Der Träger des Purple Heart Bronze Star und der Legion of Merit verbrachte den Großteil seiner Zeit in Vietnam und arbeitete dort mit a Deutscher Schäferhund namens Clipper ein Hund, dem Burnham zuschreibt, dass er ihn dazu inspiriert hat John Burnham Monument Foundation Inc. Wir treiben die Initiative für ein nationales Denkmal zu Ehren unserer Hunde-Militärhelden voran.

Er rettete mir das Leben und rettete das Leben anderer, indem er Scharfschützen und Sprengfallen aus dem Hinterhalt alarmierte, sagt Burnham über Clipper. Ich wollte diesen Tieren, die so viel getan haben und so wenig verlangt haben, außer Futter und Wasser und der Liebe ihrer Besitzer, etwas zurückgeben.

Nationales Denkmal zu Ehren der KriegshundeSchön. (Fotonachweis: U.S. Military Working Dog Teams National Monument)

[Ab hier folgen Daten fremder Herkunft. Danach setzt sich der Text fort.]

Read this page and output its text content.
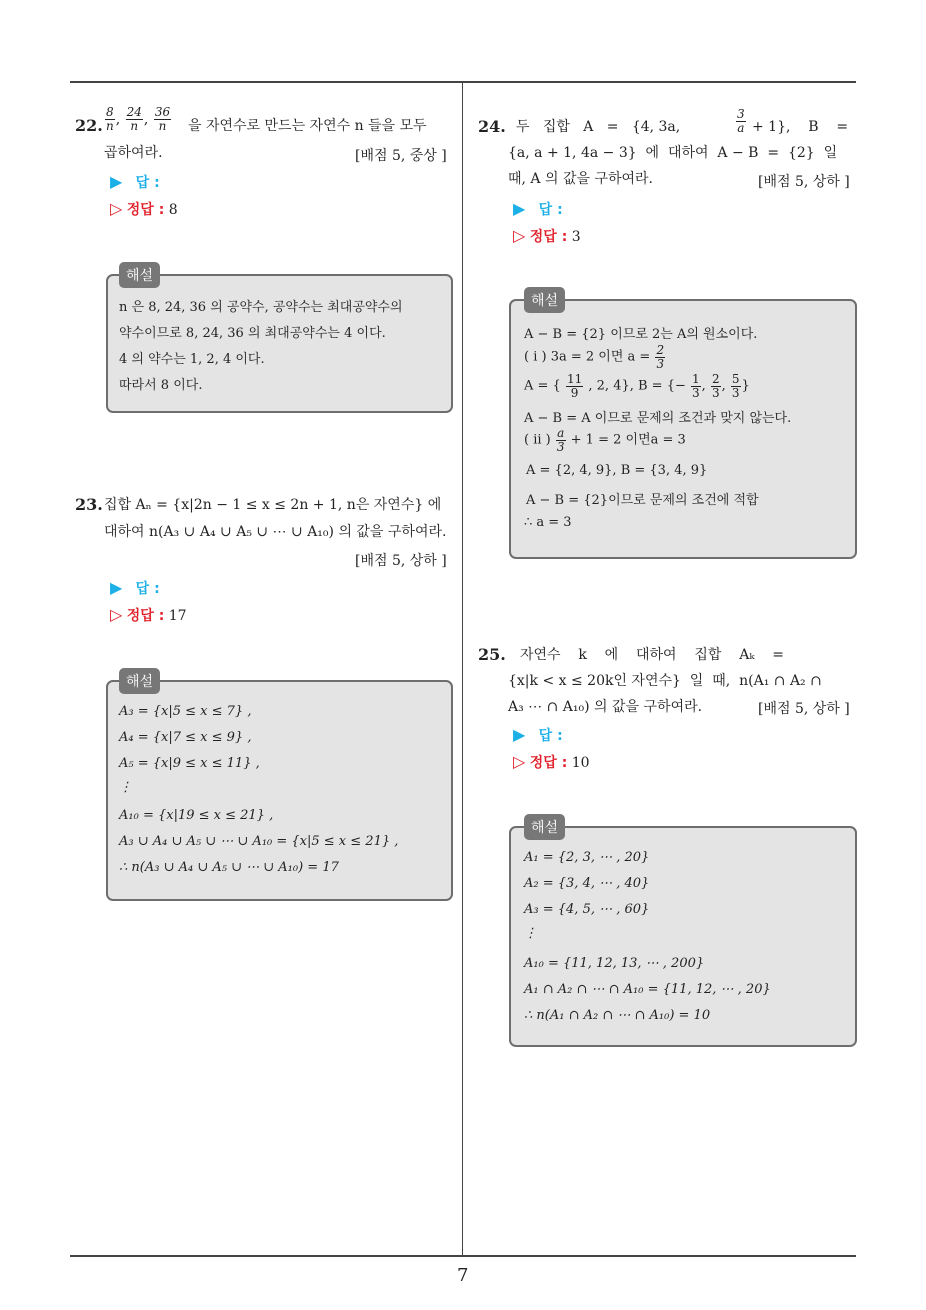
22. $\frac{8}{n}$ , $\frac{24}{n}$ , $\frac{36}{n}$ 을 자연수로 만드는 자연수 n 들을 모두
곱하여라.	[배점 5, 중상 ]
▶ 답 :
▷ 정답 : 8
n 은 8, 24, 36 의 공약수, 공약수는 최대공약수의
약수이므로 8, 24, 36 의 최대공약수는 4 이다.
4 의 약수는 1, 2, 4 이다.
따라서 8 이다.
해설
23. 집합 Aₙ = {x|2n − 1 ≤ x ≤ 2n + 1, n은 자연수} 에
대하여 n(A₃ ∪ A₄ ∪ A₅ ∪ ⋯ ∪ A₁₀) 의 값을 구하여라.
[배점 5, 상하 ]
▶ 답 :
▷ 정답 : 17
A₃ = {x|5 ≤ x ≤ 7} ,
A₄ = {x|7 ≤ x ≤ 9} ,
A₅ = {x|9 ≤ x ≤ 11} ,
⋮
A₁₀ = {x|19 ≤ x ≤ 21} ,
A₃ ∪ A₄ ∪ A₅ ∪ ⋯ ∪ A₁₀ = {x|5 ≤ x ≤ 21} ,
∴ n(A₃ ∪ A₄ ∪ A₅ ∪ ⋯ ∪ A₁₀) = 17
해설
24. 두   집합   A   =   {4, 3a,	$\frac{3}{a} + 1$},    B    =
{a, a + 1, 4a − 3}  에  대하여  A − B  =  {2}  일
때, A 의 값을 구하여라.	[배점 5, 상하 ]
▶ 답 :
▷ 정답 : 3
A − B = {2} 이므로 2는 A의 원소이다.
( i ) 3a = 2 이면 $a = \frac{2}{3}$
A = { $\frac{11}{9}$ , 2, 4}, B = {− $\frac{1}{3}$ , $\frac{2}{3}$ , $\frac{5}{3}$ }
A − B = A 이므로 문제의 조건과 맞지 않는다.
( ii ) $\frac{a}{3} + 1 = 2$ 이면a = 3
A = {2, 4, 9}, B = {3, 4, 9}
A − B = {2}이므로 문제의 조건에 적합
∴ a = 3
해설
25. 자연수    k    에    대하여    집합    Aₖ    =
{x|k < x ≤ 20k인 자연수}  일  때,  n(A₁ ∩ A₂ ∩
A₃ ⋯ ∩ A₁₀) 의 값을 구하여라.	[배점 5, 상하 ]
▶ 답 :
▷ 정답 : 10
A₁ = {2, 3, ⋯ , 20}
A₂ = {3, 4, ⋯ , 40}
A₃ = {4, 5, ⋯ , 60}
⋮
A₁₀ = {11, 12, 13, ⋯ , 200}
A₁ ∩ A₂ ∩ ⋯ ∩ A₁₀ = {11, 12, ⋯ , 20}
∴ n(A₁ ∩ A₂ ∩ ⋯ ∩ A₁₀) = 10
해설
7
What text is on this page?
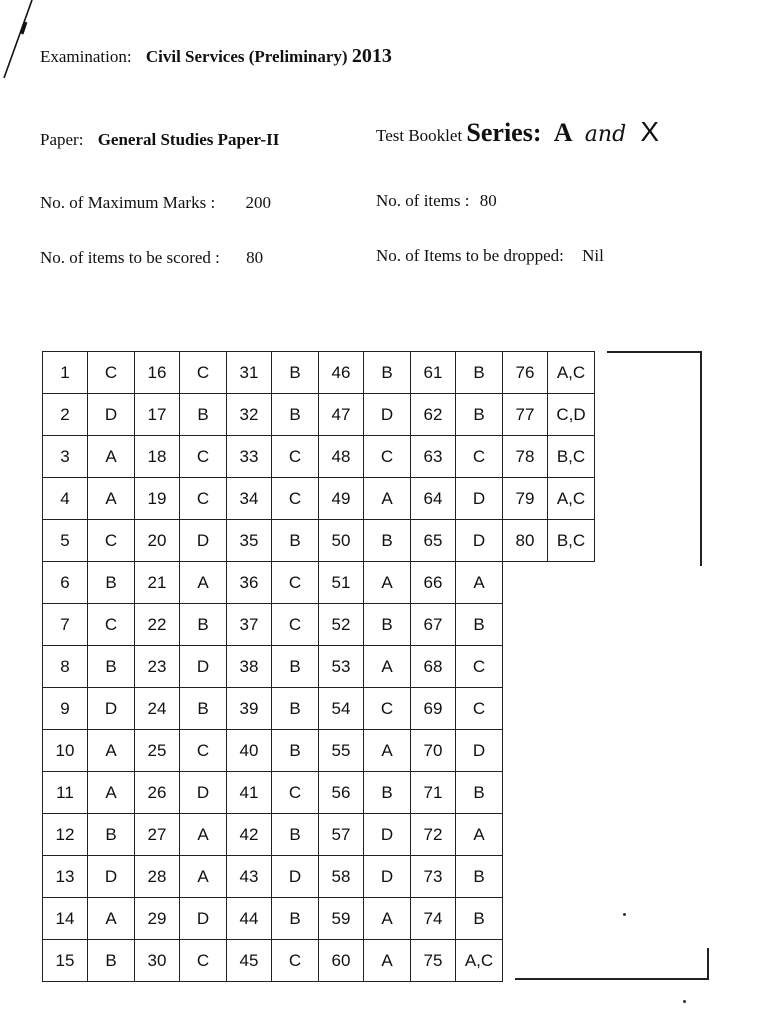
Examination: Civil Services (Preliminary) 2013
Paper: General Studies Paper-II	Test Booklet Series: A and X
No. of Maximum Marks : 200	No. of items : 80
No. of items to be scored : 80	No. of Items to be dropped: Nil
1	C	16	C	31	B	46	B	61	B	76	A,C
2	D	17	B	32	B	47	D	62	B	77	C,D
3	A	18	C	33	C	48	C	63	C	78	B,C
4	A	19	C	34	C	49	A	64	D	79	A,C
5	C	20	D	35	B	50	B	65	D	80	B,C
6	B	21	A	36	C	51	A	66	A		
7	C	22	B	37	C	52	B	67	B		
8	B	23	D	38	B	53	A	68	C		
9	D	24	B	39	B	54	C	69	C		
10	A	25	C	40	B	55	A	70	D		
11	A	26	D	41	C	56	B	71	B		
12	B	27	A	42	B	57	D	72	A		
13	D	28	A	43	D	58	D	73	B		
14	A	29	D	44	B	59	A	74	B		
15	B	30	C	45	C	60	A	75	A,C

Burnham lieferte auch den Entwurf für das Denkmal, das einen bronzenen, neun Fuß großen Militärhundeführer umfassen wird, der von einem Kreis aus vier fünf Fuß großen bronzenen Hunden umgeben sein wird, alles Rassen, die üblicherweise für den Dienst beim US-Militär ausgebildet werden: a Dobermann-Pinscher A Labrador Retriever A Belgischer Malinois und wie Clipper ein Deutscher Schäferhund.

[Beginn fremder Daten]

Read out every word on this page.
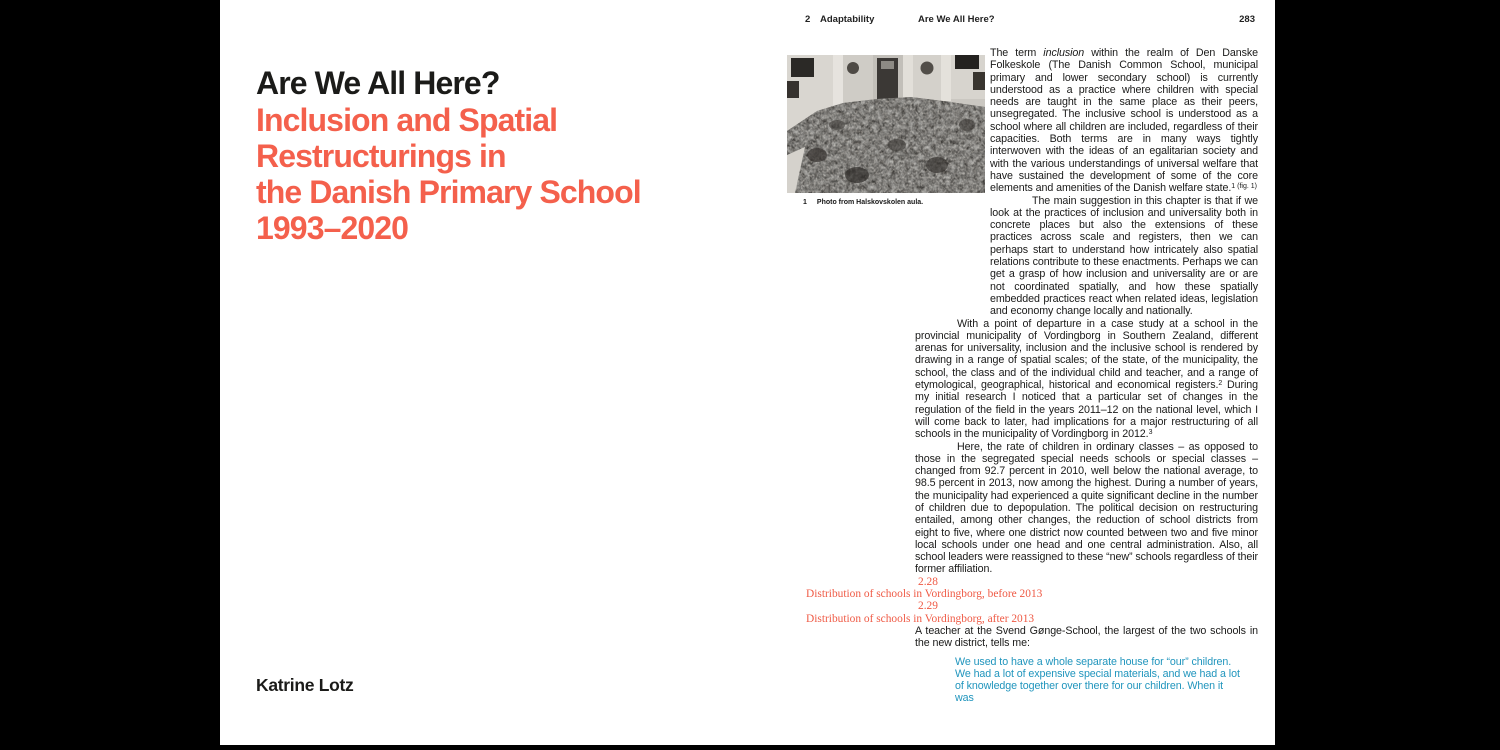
Are We All Here?
Inclusion and Spatial
Restructurings in
the Danish Primary School
1993–2020
Katrine Lotz
2 Adaptability	Are We All Here?	283
1 Photo from Halskovskolen aula.

The term inclusion within the realm of Den Danske Folkeskole (The Danish Common School, municipal primary and lower secondary school) is currently understood as a practice where children with special needs are taught in the same place as their peers, unsegregated. The inclusive school is understood as a school where all children are included, regardless of their capacities. Both terms are in many ways tightly interwoven with the ideas of an egalitarian society and with the various understandings of universal welfare that have sustained the development of some of the core elements and amenities of the Danish welfare state.$^{1 (fig. 1)}$

The main suggestion in this chapter is that if we look at the practices of inclusion and universality both in concrete places but also the extensions of these practices across scale and registers, then we can perhaps start to understand how intricately also spatial relations contribute to these enactments. Perhaps we can get a grasp of how inclusion and universality are or are not coordinated spatially, and how these spatially embedded practices react when related ideas, legislation and economy change locally and nationally.

With a point of departure in a case study at a school in the provincial municipality of Vordingborg in Southern Zealand, different arenas for universality, inclusion and the inclusive school is rendered by drawing in a range of spatial scales; of the state, of the municipality, the school, the class and of the individual child and teacher, and a range of etymological, geographical, historical and economical registers.$^2$ During my initial research I noticed that a particular set of changes in the regulation of the field in the years 2011–12 on the national level, which I will come back to later, had implications for a major restructuring of all schools in the municipality of Vordingborg in 2012.$^3$

Here, the rate of children in ordinary classes – as opposed to those in the segregated special needs schools or special classes – changed from 92.7 percent in 2010, well below the national average, to 98.5 percent in 2013, now among the highest. During a number of years, the municipality had experienced a quite significant decline in the number of children due to depopulation. The political decision on restructuring entailed, among other changes, the reduction of school districts from eight to five, where one district now counted between two and five minor local schools under one head and one central administration. Also, all school leaders were reassigned to these “new” schools regardless of their former affiliation.

2.28
Distribution of schools in Vordingborg, before 2013
2.29
Distribution of schools in Vordingborg, after 2013

A teacher at the Svend Gønge-School, the largest of the two schools in the new district, tells me:

We used to have a whole separate house for “our” children. We had a lot of expensive special materials, and we had a lot of knowledge together over there for our children. When it was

Der erfahrenen Bildhauerin Paula B. Slater wurde die herausfordernde Aufgabe übertragen, Burnhams Vision zum Leben zu erwecken, und sie sagt, dass sie nicht begeisterter sein könnte, dies zu tun.

Als John Burnham mich 2008 kontaktierte, um möglicherweise das U.S. Military Working Dog Teams National Monument-Projekt zu gestalten, war ich sehr begeistert, weil ich ein Tierliebhaber bin, insbesondere von Hunden, sagt Slater auf dem Projekt Projektseite . Als John mir dann die Geschichte all der militärischen Arbeitshunde erzählte, die in Vietnam zurückgelassen wurden, brach mir das Herz. Ich wusste, dass ich all meine Emotionen und Fähigkeiten, die ich als Bildhauer habe, in dieses Projekt einbringen wollte.

Dank Burnhams Bemühungen und der Unterstützung der US-Regierung, darunter der Abgeordnete Walter B. Jones (R-N.C.), Präsident George W. Bush und Präsident Barack Obama, wurde dem Denkmal der Status eines Nationaldenkmals verliehen. Die besondere Auszeichnung bedeutet, dass die markante Bronzeskulptur neben anderen wichtigen und ikonischen Nationaldenkmälern wie der Freiheitsstatue und dem Mount Rushmore anerkannt wird.

Nach der Jahrestagung wird das erste nationale Denkmal für Militärhunde enthüllt Parade des Rosenturniers in Pasadena, Kalifornien, 1. Januar 2013. Ein Blumenwagen im Militärhund-Stil wird die Zuschauer dorthin führen Siegespark wo die Bronzeskulptur ihr nationales Debüt geben wird.

Im Anschluss an die Parade die Nationaldenkmal der US-Arbeitshundeteams wird dorthin transportiert festen Standort am Luftwaffenstützpunkt Lackland in San Antonio, Texas, das als Hauptquartier der militärischen Arbeitshundeausbildung des Landes dient. Da die 341. Trainingsgeschwader hat unzählige Hundeführer-Teams für die United States Army Navy Marines Air Force und die Küstenwache ausgebildet.

Weitere Informationen über John C. Burnham und seine Zeit als Hundeführer für die Infanterie der US-Armee finden Sie hier seine Bücher einschließlich Erkennungsmarken des Mutes: Kampfinfanteristen und Kriegshundehelden in Vietnam.